Se apellida
Urdapilleta, trabaja en la maquila, y siempre está de un lado a otro, cambiando
de sitio a cada momento, sin estarse quieto nunca, en parte porque no sabe, en
parte porque no quiere. Por lo general, lugar al que va, llega con ajetreado y
apresurado, con ligera tardanza, de 5 a 10 minutos, por lo menos, y 20 o 30 en
promedio. Es gerente general de todos los gerentes generales de la maquila
CORDE en la ciudad. Hombre ocupado, siempre utiliza su tiempo al máximo.

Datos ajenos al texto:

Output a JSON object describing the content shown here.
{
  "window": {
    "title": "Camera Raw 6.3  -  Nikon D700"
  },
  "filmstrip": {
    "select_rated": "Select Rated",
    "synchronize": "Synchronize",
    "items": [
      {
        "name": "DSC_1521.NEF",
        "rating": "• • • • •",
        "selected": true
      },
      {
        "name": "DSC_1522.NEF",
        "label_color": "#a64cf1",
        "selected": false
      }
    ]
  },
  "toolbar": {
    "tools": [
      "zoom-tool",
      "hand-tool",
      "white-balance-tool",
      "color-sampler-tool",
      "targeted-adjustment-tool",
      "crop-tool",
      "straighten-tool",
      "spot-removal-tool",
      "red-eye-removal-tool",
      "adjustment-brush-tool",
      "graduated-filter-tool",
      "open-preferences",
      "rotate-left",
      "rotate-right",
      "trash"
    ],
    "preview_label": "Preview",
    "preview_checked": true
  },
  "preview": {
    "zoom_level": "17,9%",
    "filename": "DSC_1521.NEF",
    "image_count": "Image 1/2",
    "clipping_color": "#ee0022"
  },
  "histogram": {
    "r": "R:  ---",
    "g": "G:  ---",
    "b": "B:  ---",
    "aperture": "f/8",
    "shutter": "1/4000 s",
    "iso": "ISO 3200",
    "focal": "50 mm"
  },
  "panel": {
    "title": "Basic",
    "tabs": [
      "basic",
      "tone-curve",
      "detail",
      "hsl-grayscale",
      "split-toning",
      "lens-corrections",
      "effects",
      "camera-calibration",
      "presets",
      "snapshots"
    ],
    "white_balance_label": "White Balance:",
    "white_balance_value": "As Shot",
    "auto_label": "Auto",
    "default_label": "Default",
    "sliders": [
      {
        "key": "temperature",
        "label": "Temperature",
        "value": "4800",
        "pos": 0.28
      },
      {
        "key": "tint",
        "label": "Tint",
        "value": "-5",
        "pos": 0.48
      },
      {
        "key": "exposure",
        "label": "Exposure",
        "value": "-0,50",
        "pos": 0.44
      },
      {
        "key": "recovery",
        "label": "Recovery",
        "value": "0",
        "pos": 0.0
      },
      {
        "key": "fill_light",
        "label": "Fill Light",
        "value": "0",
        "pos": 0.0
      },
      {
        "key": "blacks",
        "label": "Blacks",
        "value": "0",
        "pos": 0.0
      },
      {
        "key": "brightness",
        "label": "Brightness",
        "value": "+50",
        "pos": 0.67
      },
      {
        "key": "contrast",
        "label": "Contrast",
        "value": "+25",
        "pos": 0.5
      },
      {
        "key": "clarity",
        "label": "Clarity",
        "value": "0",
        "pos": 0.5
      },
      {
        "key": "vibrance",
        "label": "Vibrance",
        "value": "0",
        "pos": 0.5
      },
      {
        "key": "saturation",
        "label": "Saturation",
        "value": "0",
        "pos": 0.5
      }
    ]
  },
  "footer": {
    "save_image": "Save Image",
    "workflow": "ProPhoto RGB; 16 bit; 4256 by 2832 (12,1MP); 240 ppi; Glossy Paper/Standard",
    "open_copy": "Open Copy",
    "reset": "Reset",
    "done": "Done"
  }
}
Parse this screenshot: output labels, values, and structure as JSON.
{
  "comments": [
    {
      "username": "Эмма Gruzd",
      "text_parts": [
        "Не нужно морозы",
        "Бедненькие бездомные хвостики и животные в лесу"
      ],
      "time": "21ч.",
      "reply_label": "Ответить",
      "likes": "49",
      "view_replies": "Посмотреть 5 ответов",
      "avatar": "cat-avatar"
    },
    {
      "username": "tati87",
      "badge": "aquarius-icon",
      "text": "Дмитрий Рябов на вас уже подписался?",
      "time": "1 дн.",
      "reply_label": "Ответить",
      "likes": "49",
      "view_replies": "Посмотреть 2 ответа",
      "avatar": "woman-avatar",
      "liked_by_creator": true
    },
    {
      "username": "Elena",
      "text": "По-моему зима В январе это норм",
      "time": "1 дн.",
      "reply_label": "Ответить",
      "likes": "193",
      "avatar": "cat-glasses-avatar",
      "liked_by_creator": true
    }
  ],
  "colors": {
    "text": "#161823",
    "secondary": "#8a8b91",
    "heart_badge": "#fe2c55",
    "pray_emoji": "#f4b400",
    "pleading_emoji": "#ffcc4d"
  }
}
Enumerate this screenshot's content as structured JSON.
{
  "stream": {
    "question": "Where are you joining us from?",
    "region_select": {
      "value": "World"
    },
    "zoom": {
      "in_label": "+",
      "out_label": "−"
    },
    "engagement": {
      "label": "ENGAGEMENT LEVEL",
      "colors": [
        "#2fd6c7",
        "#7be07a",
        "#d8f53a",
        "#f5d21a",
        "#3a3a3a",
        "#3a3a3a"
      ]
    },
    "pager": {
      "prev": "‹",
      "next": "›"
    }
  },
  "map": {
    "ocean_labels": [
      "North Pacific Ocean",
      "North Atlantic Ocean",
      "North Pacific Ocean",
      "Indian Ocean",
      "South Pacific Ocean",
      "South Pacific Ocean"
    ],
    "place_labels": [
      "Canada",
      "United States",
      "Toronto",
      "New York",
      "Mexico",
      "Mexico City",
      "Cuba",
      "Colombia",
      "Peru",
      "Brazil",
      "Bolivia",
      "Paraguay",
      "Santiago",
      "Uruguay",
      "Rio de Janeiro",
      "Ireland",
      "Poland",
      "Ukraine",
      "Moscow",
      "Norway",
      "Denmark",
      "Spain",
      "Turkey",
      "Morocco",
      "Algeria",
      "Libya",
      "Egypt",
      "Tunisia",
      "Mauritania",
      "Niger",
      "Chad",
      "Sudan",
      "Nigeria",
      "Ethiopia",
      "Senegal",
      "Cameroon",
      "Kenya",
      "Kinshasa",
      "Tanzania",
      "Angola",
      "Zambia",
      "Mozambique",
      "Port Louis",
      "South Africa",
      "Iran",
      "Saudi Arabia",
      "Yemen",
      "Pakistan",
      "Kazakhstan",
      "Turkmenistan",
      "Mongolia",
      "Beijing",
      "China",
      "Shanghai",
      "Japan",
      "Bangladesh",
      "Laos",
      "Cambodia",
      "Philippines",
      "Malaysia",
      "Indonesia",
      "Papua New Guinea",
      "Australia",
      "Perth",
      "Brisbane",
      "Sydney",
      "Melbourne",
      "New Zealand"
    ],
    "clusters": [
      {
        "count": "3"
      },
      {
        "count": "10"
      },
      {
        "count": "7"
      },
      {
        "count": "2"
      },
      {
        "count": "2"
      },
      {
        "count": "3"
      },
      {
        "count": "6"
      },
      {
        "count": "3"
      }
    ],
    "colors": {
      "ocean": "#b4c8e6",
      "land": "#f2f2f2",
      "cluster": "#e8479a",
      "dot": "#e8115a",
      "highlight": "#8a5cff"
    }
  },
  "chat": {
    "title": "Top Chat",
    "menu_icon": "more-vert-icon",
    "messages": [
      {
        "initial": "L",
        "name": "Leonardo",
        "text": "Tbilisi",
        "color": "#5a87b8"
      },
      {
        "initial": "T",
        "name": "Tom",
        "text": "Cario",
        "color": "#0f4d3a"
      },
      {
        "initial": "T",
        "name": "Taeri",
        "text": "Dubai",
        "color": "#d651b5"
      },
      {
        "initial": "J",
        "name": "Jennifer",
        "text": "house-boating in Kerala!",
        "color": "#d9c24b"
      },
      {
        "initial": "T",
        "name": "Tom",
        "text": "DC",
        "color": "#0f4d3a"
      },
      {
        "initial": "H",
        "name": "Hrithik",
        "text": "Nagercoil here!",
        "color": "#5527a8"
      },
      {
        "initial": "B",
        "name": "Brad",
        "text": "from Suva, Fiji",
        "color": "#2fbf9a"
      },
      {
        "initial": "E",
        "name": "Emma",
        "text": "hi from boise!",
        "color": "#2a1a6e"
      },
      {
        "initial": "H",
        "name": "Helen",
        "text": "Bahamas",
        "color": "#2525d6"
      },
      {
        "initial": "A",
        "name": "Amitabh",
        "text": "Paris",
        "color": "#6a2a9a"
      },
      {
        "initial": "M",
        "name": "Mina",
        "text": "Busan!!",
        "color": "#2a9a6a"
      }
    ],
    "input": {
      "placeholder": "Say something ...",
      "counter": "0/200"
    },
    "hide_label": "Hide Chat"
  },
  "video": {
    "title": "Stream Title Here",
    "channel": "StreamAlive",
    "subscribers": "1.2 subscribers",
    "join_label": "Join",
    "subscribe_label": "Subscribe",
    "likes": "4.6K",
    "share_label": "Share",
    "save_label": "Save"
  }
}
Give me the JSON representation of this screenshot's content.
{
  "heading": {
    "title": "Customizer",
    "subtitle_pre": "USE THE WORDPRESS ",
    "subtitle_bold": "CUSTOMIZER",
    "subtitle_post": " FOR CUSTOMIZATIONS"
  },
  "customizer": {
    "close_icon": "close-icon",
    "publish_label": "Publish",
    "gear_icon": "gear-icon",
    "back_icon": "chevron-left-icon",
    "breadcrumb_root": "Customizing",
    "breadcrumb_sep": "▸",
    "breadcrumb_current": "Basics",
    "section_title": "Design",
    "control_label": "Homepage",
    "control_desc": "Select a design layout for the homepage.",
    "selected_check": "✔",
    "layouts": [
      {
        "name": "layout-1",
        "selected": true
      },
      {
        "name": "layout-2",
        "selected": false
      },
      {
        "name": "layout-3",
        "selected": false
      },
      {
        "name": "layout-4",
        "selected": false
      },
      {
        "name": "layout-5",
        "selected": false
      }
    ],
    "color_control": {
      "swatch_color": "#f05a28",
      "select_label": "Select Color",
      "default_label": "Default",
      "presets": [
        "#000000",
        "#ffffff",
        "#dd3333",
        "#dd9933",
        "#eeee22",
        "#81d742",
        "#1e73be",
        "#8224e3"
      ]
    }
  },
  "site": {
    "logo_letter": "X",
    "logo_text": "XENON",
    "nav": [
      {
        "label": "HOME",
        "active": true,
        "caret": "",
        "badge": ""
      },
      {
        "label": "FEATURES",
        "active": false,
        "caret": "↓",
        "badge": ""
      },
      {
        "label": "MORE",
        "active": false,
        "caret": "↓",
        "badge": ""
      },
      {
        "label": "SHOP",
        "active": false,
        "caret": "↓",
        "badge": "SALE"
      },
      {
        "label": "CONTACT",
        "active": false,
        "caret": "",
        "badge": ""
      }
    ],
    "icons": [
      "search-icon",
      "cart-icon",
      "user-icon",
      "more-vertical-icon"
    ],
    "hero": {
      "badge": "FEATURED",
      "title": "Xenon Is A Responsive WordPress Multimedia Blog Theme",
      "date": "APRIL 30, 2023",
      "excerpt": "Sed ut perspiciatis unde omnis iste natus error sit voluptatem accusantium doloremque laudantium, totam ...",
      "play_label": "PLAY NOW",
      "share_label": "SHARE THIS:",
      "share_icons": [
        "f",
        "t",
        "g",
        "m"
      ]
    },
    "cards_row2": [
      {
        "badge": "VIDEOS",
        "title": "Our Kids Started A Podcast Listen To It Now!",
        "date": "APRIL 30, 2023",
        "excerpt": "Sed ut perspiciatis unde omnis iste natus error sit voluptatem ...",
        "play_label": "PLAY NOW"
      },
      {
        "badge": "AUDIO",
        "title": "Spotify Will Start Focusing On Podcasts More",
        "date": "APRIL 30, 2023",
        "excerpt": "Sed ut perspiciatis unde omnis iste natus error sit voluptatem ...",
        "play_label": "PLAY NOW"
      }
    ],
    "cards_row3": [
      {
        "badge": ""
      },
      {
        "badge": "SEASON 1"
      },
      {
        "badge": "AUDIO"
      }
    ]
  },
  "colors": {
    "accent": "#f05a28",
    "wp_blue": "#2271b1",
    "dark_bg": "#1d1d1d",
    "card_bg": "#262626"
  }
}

Desayuno, comida y cena en el carro, de camino al trabajo o de regreso a casa;
plática con los hijos mientras revisa cuentas del trabajo; y se echa sus polvos
con la secre Lorena en su oficina en lo que llegan los otros altos directivos
de las sucursales a las juntas de trabajo. Detesta el silencio y cada noche
duerme con la tele o radio o computadora encendidas. Las pocas veces en que se
queda sin nada qué hacer – por lo general, los domingos – se pone a limpiar la
casa (que ya está limpia) o arreglar desperfectos (que no son la gran cosa) o
lavar el carro (que ya lavó su hijo, para que se lo preste). Porque, al igual
que el silencio, el Sr. Urdapilleta detesta la quietud.
Una tarde,
como suele suceder con los ricos de la ciudad, lo levantan. Una suburban negra
con cinco encapuchados lo interceptan antes de llegar a su fraccionamiento
privado; a punta de calibres .45 lo bajan de la camioneta y lo llevan a una
casa abandonada y, vendado de boca y ojos, lo amordazan a unas cadenas en un
poste de un cuarto vacío. No se asuste jefe, le dice El Pilas, uno de sus
levantadores, No le haremos nada, sólo queremos cobrar el rescate, así que
quédese ahí quietecito y verá que no le pasará nada. El Sr. Urdapilleta no
tiene miedo – por lo menos, no por el levantón –; lo que tiene es deseos de
moverse. Ayúdenme, intenta gritar, Sáquenme de aquí, pero por el pañuelo en la
boca no puede decir nada; sólo se mueve y gime y se retuerce y hace ruido. El
Greñas, otro de sus levantadores, da golpes en la puerta y pide que se
controle, jefecito, no pasa nada. Pero no hace caso; él aún se mueve, tiene que
moverse, necesita moverse, no puede estarse quieto, por favor por favor Déjenme
salir. Jefecito, dice El Greñas, Contrólese o tendremos que entrar, y usté no
quiere que entremos, así que cállese a la verga. Mejor si entran, intenta decir
el Sr. Urdapilleta, muévanme, péguenme, lo que sean, por lo que más quieran, todo
menos esto todo menos esto todo menos esto. A ver, tú, pinche Greñas, grita El
Jefe, Ve y calla a ese pinche cabrón jijo de la chingada ahorita mismo antes de
que le meta un plomazo en el hocico por caguengue. El Greñas, irritado, se pone
de pie y se dirige al cuarto vacío, abre la puerta y por un segundo ve al Sr.
Urdapilleta, el pecho infladísimo, los ojos rojos y desorbitados, desesperado,
y luego, pum, explota como flatulencia. Su carne y sesos, sangre y tripas,
regado por doquier.
Pobre del
Sr. Urdapilleta, caray, lo ha matado la prisa en vez de sus levantadores. Bah,
no importa. Porque, a pesar de su familia, por primera vez después de mucho
tiempo ya no siente esa prisa, esa necesidad de cambiar de lugar, de moverse de
un lado a otro. Y, contraria a toda opinión posterior sobre mí, estoy feliz,
estoy mejor que nunca. Los levantadores de todas maneras cobraron el rescate.